As it grows in popularity, these are some of the reasons authorities want to regulate it:

  • To stop people losing their money. The fear is that as Bitcoin booms, new crypto investors speculate on crypto without fully understanding the fundamentals. People draw comparisons with the dot-com bubble of the early 2000s. When it burst, the Nasdaq fell almost 80%, costing investors an estimated $5 trillion.
  • To protect against scams. Regulators are also concerned about cryptocurrency and Bitcoin fraud. Regulation could help prevent so-called pump-and-dump schemes, in which scammers spread rumors on social networks to mislead investors and push up the price of a currency. The SEC has warned of Ponzi schemes that use money from new investors to pay returns to old ones.
  • To prevent funding illegal activities. The anonymity of cryptocurrency opens the way for money laundering and the funding of terrorism, drugs, and other illicit activities.

It’s worth noting that a recent report from Chainalysis showed the percentage of illicit crypto activity was falling. In 2019, about $21.4 billion worth of transfers were known to be connected to criminal activity, which represented 2.1% of cryptocurrency transactions. Last year, that figure fell to $10 billion.

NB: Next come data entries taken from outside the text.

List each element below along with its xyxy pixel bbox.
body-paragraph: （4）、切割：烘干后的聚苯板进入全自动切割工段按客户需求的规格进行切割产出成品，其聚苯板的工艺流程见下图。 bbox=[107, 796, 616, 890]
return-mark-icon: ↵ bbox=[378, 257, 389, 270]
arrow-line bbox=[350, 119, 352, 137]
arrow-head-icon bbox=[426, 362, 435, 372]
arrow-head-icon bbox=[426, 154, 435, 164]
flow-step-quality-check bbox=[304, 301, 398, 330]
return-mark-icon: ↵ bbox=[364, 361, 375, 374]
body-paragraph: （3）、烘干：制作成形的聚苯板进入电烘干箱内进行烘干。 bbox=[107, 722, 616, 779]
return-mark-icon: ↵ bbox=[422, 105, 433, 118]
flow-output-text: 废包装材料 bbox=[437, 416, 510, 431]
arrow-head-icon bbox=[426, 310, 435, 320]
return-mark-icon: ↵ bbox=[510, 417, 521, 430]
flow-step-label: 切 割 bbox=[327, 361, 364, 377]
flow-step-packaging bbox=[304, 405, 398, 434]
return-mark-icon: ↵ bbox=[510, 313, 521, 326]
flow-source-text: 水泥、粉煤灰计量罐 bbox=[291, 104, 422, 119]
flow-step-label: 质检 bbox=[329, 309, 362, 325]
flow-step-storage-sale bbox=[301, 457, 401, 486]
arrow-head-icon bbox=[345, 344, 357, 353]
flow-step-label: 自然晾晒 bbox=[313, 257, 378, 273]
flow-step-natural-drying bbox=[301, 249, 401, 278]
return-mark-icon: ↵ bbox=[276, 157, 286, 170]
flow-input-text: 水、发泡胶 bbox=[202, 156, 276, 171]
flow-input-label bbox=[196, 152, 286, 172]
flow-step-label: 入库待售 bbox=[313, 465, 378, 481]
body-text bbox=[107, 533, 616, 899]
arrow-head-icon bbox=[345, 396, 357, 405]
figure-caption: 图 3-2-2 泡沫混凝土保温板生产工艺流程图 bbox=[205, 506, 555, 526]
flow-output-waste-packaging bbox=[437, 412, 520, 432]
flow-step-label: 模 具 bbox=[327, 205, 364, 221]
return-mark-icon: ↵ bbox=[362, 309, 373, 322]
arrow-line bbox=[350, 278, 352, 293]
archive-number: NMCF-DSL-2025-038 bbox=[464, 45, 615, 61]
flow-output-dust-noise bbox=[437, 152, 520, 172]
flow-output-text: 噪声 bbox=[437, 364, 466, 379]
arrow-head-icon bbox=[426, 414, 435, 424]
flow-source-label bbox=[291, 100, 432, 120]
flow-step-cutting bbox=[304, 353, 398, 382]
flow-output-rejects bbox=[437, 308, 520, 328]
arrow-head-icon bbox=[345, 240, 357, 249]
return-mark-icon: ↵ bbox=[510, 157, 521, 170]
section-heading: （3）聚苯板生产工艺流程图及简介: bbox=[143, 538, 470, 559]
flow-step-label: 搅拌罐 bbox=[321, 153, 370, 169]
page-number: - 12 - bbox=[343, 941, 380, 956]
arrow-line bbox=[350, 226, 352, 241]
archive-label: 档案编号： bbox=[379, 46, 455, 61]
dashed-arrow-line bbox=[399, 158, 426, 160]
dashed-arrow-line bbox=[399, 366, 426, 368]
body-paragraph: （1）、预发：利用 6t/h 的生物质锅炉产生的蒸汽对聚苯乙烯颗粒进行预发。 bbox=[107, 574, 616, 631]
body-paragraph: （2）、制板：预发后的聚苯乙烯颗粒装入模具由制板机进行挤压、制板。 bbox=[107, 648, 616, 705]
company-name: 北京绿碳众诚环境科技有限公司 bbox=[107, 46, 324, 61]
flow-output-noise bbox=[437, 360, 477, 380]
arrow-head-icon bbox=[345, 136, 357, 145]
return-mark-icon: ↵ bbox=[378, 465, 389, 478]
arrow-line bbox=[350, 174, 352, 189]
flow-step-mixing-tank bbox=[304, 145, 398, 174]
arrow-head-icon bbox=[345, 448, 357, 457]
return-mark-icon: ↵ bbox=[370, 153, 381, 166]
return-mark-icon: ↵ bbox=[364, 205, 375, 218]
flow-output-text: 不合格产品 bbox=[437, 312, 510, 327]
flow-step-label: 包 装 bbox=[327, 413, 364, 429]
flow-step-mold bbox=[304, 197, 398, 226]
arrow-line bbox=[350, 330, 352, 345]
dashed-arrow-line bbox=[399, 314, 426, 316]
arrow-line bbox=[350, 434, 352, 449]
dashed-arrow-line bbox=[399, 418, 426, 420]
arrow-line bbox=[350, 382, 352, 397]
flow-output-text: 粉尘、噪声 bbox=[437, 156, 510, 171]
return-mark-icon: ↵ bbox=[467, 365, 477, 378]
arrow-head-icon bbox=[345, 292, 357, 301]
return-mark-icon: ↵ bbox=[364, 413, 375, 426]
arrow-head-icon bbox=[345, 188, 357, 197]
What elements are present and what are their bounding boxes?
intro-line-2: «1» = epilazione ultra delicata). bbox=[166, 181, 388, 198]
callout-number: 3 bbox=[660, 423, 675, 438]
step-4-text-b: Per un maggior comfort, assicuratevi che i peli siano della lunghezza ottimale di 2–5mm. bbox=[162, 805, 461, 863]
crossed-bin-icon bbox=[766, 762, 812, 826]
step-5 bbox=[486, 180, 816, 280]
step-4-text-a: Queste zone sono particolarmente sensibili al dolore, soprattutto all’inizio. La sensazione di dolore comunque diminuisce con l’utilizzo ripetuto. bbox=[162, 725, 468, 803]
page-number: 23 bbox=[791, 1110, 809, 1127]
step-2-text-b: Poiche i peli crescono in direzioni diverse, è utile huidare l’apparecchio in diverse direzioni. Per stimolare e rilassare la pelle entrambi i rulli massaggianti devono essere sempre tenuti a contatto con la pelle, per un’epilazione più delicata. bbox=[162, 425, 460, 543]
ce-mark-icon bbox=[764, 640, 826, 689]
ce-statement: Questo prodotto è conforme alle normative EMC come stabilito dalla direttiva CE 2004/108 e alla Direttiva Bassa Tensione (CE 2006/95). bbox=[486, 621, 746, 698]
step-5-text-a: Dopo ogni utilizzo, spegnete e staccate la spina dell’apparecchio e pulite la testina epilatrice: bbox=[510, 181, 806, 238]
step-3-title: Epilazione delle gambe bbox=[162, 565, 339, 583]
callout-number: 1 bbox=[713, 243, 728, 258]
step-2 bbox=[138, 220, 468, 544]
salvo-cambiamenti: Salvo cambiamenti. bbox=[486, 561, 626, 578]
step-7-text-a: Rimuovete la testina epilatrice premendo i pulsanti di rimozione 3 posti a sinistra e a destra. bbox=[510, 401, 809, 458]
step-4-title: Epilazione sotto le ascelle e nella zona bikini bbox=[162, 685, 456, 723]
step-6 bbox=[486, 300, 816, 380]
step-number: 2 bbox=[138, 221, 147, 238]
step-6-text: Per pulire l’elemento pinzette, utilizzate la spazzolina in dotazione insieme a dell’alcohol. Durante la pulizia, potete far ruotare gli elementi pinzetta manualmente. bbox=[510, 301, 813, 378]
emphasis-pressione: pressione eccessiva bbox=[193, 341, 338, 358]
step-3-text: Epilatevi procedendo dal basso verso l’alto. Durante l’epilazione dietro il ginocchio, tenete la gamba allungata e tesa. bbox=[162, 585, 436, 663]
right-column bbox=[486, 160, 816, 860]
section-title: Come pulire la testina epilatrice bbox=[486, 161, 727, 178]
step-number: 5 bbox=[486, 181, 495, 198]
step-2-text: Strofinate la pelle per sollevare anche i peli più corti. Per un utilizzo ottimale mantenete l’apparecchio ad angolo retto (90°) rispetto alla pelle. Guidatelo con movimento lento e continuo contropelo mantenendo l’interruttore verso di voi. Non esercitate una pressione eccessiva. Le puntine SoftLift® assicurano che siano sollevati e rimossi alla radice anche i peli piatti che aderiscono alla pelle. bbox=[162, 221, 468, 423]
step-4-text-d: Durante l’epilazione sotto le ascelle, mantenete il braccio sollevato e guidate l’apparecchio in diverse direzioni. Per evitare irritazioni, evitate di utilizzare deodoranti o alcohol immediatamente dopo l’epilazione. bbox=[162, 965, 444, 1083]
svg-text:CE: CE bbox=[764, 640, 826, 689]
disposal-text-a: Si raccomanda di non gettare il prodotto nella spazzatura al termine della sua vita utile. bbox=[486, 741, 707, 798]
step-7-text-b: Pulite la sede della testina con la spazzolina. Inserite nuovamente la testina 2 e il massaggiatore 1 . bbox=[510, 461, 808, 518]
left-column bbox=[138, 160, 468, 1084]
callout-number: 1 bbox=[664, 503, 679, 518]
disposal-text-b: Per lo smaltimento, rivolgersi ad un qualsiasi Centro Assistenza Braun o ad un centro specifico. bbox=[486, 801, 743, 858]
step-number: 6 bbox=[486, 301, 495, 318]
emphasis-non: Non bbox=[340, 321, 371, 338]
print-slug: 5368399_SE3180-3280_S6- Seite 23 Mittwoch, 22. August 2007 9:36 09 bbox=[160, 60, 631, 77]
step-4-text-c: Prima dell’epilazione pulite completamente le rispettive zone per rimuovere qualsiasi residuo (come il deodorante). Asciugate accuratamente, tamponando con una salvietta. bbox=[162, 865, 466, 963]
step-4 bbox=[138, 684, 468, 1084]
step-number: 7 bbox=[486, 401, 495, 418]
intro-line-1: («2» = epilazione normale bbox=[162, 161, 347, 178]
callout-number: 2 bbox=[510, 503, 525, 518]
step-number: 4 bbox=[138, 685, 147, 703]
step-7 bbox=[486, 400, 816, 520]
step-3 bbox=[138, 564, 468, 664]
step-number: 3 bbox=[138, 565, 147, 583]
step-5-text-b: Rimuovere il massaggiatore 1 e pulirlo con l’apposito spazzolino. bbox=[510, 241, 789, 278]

And due to the surge in crypto, that came to 0.34% of overall activity.

What crypto regulations does the U.S. already have?

Cryptocurrency comes under the remit of several U.S. government departments, including the SEC, the Commodities and Futures Trading Commission (CFTC), and the Financial Crimes Enforcement Network (FinCEN).

The CFTC is the main body overseeing crypto markets. It has taken action against unlicensed cryptocurrency exchanges, prosecuted fraudulent coin offerings, and worked to control margin trading.

You also have to pay tax on your cryptocurrencies. Crypto is taxed as property, not currency — so you must carefully document all purchases, sales, and profits.

At a state level, the situation varies. Some states make it easy to buy digital currencies. Wyoming, for example, is keen to capitalize on the crypto boom. Its rules exempt crypto companies from certain state money laws. And in Ohio, you can even pay your state taxes with crypto.